Por equipo velvet | 22 septiembre 2021

La pandemia del covid-19 ha traído de vuelta temores profundos como la muerte y la pérdida de libertad. Son tiempos donde mujeres como Suzanne Hessinger, una sobreviviente del episodio más traumático de la historia del siglo XX, el Holocausto, tiene grandes lecciones para entregar.

Por Claudia Guzmán Fotos Maglio Pérez Agradecimientos Memoria Viva / mviva.org

Suzanne Hessinger sabe de encierros prolongados, pero con el componente de estar alejada de los suyos, de vivir bajo la amenaza de la muerte y de enfermar. Lo supo hace más de 80 años atrás.

Suzanne tiene 86 años y es una mujer hiperactiva, que vive junto a su marido de 97 en un departamento de Lo Barnechea en constante comunicación con su familia de dos hijos, ocho nietos y cuatro bisnietos. Ella dice que ha vivido esta pandemia del covid-19 desde un lugar de privilegio, y lo dice con la autoridad de quien sobrevivió a una de las experiencias más traumáticas de la humanidad –el Holocausto– desde un lugar de tremenda vulnerabilidad –la niñez–. Suzanne fue una de las pocas menores de edad del pueblo judío que logró sobrevivir para contar la historia de la persecución nazi en la II Guerra.

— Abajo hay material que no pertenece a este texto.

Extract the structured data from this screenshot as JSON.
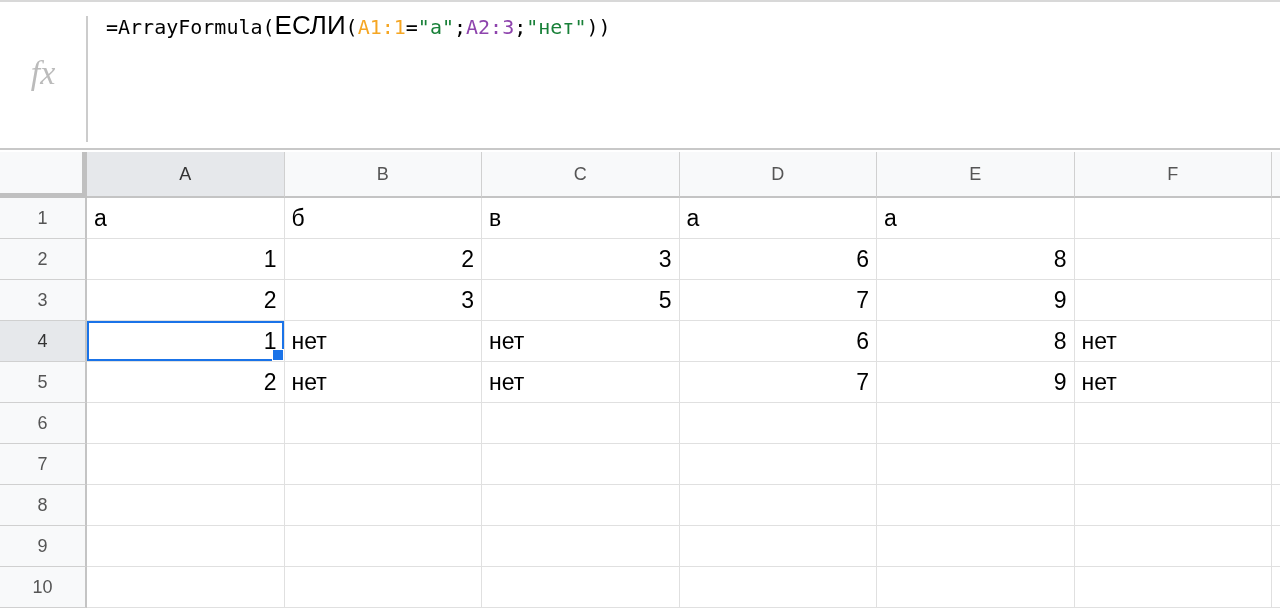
{
  "formula_bar": {
    "fx_label": "fx",
    "tokens": [
      {
        "text": "=ArrayFormula(",
        "color": "#000000",
        "kind": "mono"
      },
      {
        "text": "ЕСЛИ",
        "color": "#000000",
        "kind": "sans"
      },
      {
        "text": "(",
        "color": "#000000",
        "kind": "mono"
      },
      {
        "text": "A1:1",
        "color": "#f5a623",
        "kind": "mono"
      },
      {
        "text": "=",
        "color": "#000000",
        "kind": "mono"
      },
      {
        "text": "\"а\"",
        "color": "#188038",
        "kind": "mono"
      },
      {
        "text": ";",
        "color": "#000000",
        "kind": "mono"
      },
      {
        "text": "A2:3",
        "color": "#8e44ad",
        "kind": "mono"
      },
      {
        "text": ";",
        "color": "#000000",
        "kind": "mono"
      },
      {
        "text": "\"нет\"",
        "color": "#188038",
        "kind": "mono"
      },
      {
        "text": "))",
        "color": "#000000",
        "kind": "mono"
      }
    ]
  },
  "columns": [
    {
      "label": "A",
      "selected": true
    },
    {
      "label": "B",
      "selected": false
    },
    {
      "label": "C",
      "selected": false
    },
    {
      "label": "D",
      "selected": false
    },
    {
      "label": "E",
      "selected": false
    },
    {
      "label": "F",
      "selected": false
    }
  ],
  "rows": [
    {
      "label": "1",
      "selected": false,
      "cells": [
        {
          "text": "а",
          "kind": "text",
          "selected": false
        },
        {
          "text": "б",
          "kind": "text",
          "selected": false
        },
        {
          "text": "в",
          "kind": "text",
          "selected": false
        },
        {
          "text": "а",
          "kind": "text",
          "selected": false
        },
        {
          "text": "а",
          "kind": "text",
          "selected": false
        }
      ]
    },
    {
      "label": "2",
      "selected": false,
      "cells": [
        {
          "text": "1",
          "kind": "number",
          "selected": false
        },
        {
          "text": "2",
          "kind": "number",
          "selected": false
        },
        {
          "text": "3",
          "kind": "number",
          "selected": false
        },
        {
          "text": "6",
          "kind": "number",
          "selected": false
        },
        {
          "text": "8",
          "kind": "number",
          "selected": false
        }
      ]
    },
    {
      "label": "3",
      "selected": false,
      "cells": [
        {
          "text": "2",
          "kind": "number",
          "selected": false
        },
        {
          "text": "3",
          "kind": "number",
          "selected": false
        },
        {
          "text": "5",
          "kind": "number",
          "selected": false
        },
        {
          "text": "7",
          "kind": "number",
          "selected": false
        },
        {
          "text": "9",
          "kind": "number",
          "selected": false
        }
      ]
    },
    {
      "label": "4",
      "selected": true,
      "cells": [
        {
          "text": "1",
          "kind": "number",
          "selected": true
        },
        {
          "text": "нет",
          "kind": "text",
          "selected": false
        },
        {
          "text": "нет",
          "kind": "text",
          "selected": false
        },
        {
          "text": "6",
          "kind": "number",
          "selected": false
        },
        {
          "text": "8",
          "kind": "number",
          "selected": false
        },
        {
          "text": "нет",
          "kind": "text",
          "selected": false
        }
      ]
    },
    {
      "label": "5",
      "selected": false,
      "cells": [
        {
          "text": "2",
          "kind": "number",
          "selected": false
        },
        {
          "text": "нет",
          "kind": "text",
          "selected": false
        },
        {
          "text": "нет",
          "kind": "text",
          "selected": false
        },
        {
          "text": "7",
          "kind": "number",
          "selected": false
        },
        {
          "text": "9",
          "kind": "number",
          "selected": false
        },
        {
          "text": "нет",
          "kind": "text",
          "selected": false
        }
      ]
    },
    {
      "label": "6",
      "selected": false,
      "cells": []
    },
    {
      "label": "7",
      "selected": false,
      "cells": []
    },
    {
      "label": "8",
      "selected": false,
      "cells": []
    },
    {
      "label": "9",
      "selected": false,
      "cells": []
    },
    {
      "label": "10",
      "selected": false,
      "cells": []
    }
  ]
}
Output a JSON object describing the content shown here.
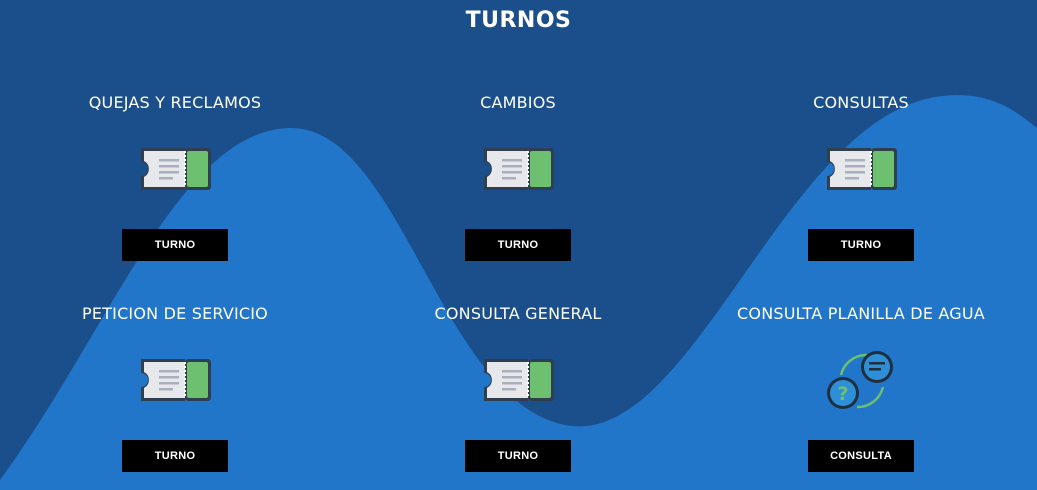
{
  "page": {
    "title": "TURNOS"
  },
  "colors": {
    "background": "#1b4f8b",
    "wave": "#2176c9",
    "button": "#000000",
    "ticket_green": "#6cc070"
  },
  "cards": [
    {
      "title": "QUEJAS Y RECLAMOS",
      "icon": "ticket-icon",
      "button_label": "TURNO"
    },
    {
      "title": "CAMBIOS",
      "icon": "ticket-icon",
      "button_label": "TURNO"
    },
    {
      "title": "CONSULTAS",
      "icon": "ticket-icon",
      "button_label": "TURNO"
    },
    {
      "title": "PETICION DE SERVICIO",
      "icon": "ticket-icon",
      "button_label": "TURNO"
    },
    {
      "title": "CONSULTA GENERAL",
      "icon": "ticket-icon",
      "button_label": "TURNO"
    },
    {
      "title": "CONSULTA PLANILLA DE AGUA",
      "icon": "chat-question-icon",
      "button_label": "CONSULTA"
    }
  ]
}
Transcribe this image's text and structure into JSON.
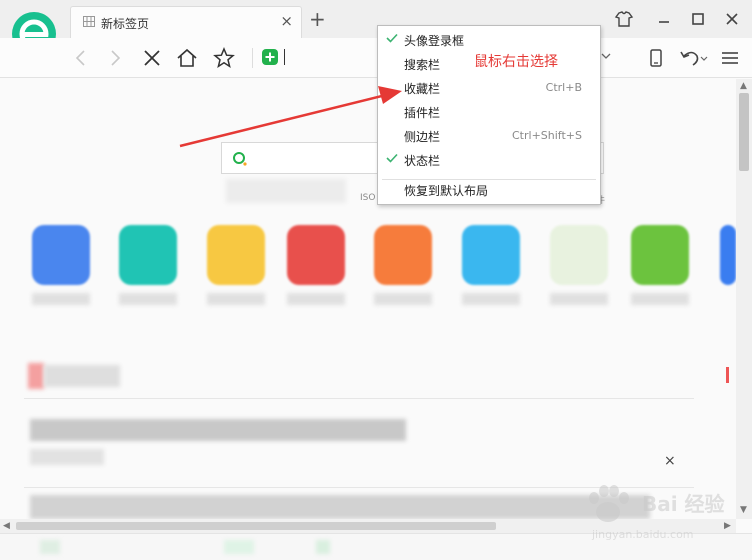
{
  "tab": {
    "title": "新标签页",
    "close": "×",
    "new_tab": "+"
  },
  "context_menu": {
    "items": [
      {
        "label": "头像登录框",
        "checked": true,
        "accel": ""
      },
      {
        "label": "搜索栏",
        "checked": false,
        "accel": ""
      },
      {
        "label": "收藏栏",
        "checked": false,
        "accel": "Ctrl+B"
      },
      {
        "label": "插件栏",
        "checked": false,
        "accel": ""
      },
      {
        "label": "侧边栏",
        "checked": false,
        "accel": "Ctrl+Shift+S"
      },
      {
        "label": "状态栏",
        "checked": true,
        "accel": ""
      },
      {
        "label": "恢复到默认布局",
        "checked": false,
        "accel": ""
      }
    ],
    "annotation": "鼠标右击选择"
  },
  "page": {
    "search_hint": "ISO",
    "search_hint_right": "件",
    "close_x": "×"
  },
  "watermark": {
    "brand": "Bai 经验",
    "sub": "jingyan.baidu.com"
  },
  "colors": {
    "check": "#3cb371",
    "annotation": "#e53935",
    "logo": "#18c08f"
  },
  "icons": [
    "logo-icon",
    "tab-grid-icon",
    "skin-icon",
    "minimize-icon",
    "maximize-icon",
    "close-window-icon",
    "back-icon",
    "forward-icon",
    "stop-icon",
    "home-icon",
    "star-icon",
    "shield-plus-icon",
    "device-icon",
    "undo-icon",
    "menu-icon",
    "search-icon"
  ]
}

A mí la guerra me quitó la niñez, toda. Esa infancia que se tiene regalada, de la casa que te espera después del colegio, de las salidas con los papás. La tranquilidad. La seguridad. Era una vida que no era vida”, recuerda con dolor Suzanne, hija de padres judíos austríacos, nacida en Francia en 1936 y que tras ocupación de Paris en 1940 tuvo que vivir cinco años escondida en refugios, granjas, pueblos y hasta en el internado del santuario de Lourdes, cambiando su identidad y religión.

Más de un millón y medio de niños y adolescentes judíos murieron a causa del Holocausto según datos de centro de estudios históricos Yad Vashem. La más célebre de ellos fue Ana Frank, inmortalizada gracias a las páginas del diario de vida que escribió desde los 13 años y durante los más de dos años de encierro hasta que fue descubierta y llevada a los campos de concentración; primero a Auschwitz donde realizó trabajos forzados y después a Bergen-Bergen donde murió en febrero de 1945, dos meses antes de que este lugar fuera liberado por los británicos.

En la pasada edición de Revista Velvet usamos equivocadamente su nombre para simbolizar lo que significaba para la actual generación de niños y jóvenes coartar su desarrollo social y afectivo por un encierro forzado, pues esas inquietudes adolescentes eran parte central de lo que plasmaba Ana en su diario.

Sin embargo, a través de nuestras redes sociales advertimos el dolor que la sola comparación de los contextos históricos podía causar, ya que el encierro de Ana Frank, al igual que el de los demás niños judíos, se debió a la feroz persecución racial y religiosa que debieron enfrentar, para no ser asesinados. Por eso decidimos no perseverar con la publicación del reportaje, y pedir perdón.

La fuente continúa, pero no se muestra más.